Entonces el abuelo respondió acompañando a sus palabras con una alegre carcajada.

—Mujer no le puedes pedir el mismo día que deje de oler a alcohol y a perfume de mujer.

El doctor Pedro nunca más se tomó un trago de ron ni de ninguna otra bebida alcohólica. Todo cambió menos su afición a recoger al vuelo faldas, enaguas y zagalejos como si de trofeos se tratara. Las mujeres no dejaron de traerle problemas toda su vida, menos eso todo cambio por arte de magia o por el milagro que por fin terminaron haciéndole los santos ante tantas novenas de la abuela. También le quedó el vicio del cigarrillo y como solía decir para convertir en humo los pensamientos y recordar que del pasado solo queda el humo que el tiempo disuelve en el siempre azul del límpido cielo.

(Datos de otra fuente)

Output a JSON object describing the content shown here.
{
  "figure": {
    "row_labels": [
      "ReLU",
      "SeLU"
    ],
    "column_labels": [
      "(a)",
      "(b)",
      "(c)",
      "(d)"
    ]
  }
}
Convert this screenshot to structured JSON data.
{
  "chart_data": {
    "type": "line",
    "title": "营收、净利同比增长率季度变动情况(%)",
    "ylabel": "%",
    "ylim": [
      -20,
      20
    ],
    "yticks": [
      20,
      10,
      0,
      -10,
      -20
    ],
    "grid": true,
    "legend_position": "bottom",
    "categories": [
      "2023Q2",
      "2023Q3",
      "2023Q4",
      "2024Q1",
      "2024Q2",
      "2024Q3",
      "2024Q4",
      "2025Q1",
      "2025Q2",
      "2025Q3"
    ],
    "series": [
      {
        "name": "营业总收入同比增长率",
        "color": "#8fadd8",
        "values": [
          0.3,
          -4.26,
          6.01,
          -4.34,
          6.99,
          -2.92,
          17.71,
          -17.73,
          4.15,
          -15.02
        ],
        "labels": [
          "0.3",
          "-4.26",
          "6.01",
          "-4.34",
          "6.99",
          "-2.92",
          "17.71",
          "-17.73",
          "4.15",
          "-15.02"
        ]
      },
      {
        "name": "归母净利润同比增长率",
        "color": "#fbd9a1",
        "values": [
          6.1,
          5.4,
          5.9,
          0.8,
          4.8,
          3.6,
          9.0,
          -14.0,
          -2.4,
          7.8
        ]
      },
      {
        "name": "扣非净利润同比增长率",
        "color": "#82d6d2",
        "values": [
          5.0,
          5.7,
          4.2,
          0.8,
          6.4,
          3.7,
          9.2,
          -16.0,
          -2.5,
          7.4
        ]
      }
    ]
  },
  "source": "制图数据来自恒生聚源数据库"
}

Creía que su tío Pedro no había reparado nunca en él, más que para mandarlo a comprar cigarrillos, pero un día que vinieron a buscarlo corriendo porque al compadre del abuelo le había dado un dolor en el pecho, le dijo:

— Agarra esa maleta y sígueme. Ten mucho cuidado no le des golpes.

Fue así como se convirtió en el “ayudante de carga” al salir del colegio. Después de visitar a los enfermos le enseñaba a pesar en una báscula que tenía metida en una urna de cristal, allí preparaba las recetas de los distintos medicamentos: digital, polvo de raicilla, sábila desecada, polvo de la corteza de mandrágora, mientras le enseñaba sus usos y la cantidad a dar en cada caso, y así poco a poco fue aprendiendo los nombres de los múltiples fármacos y recordó entonces la razón de encontrase sintiendo el frío en los caminos de las estribaciones montañosas del tenebroso Pirineo.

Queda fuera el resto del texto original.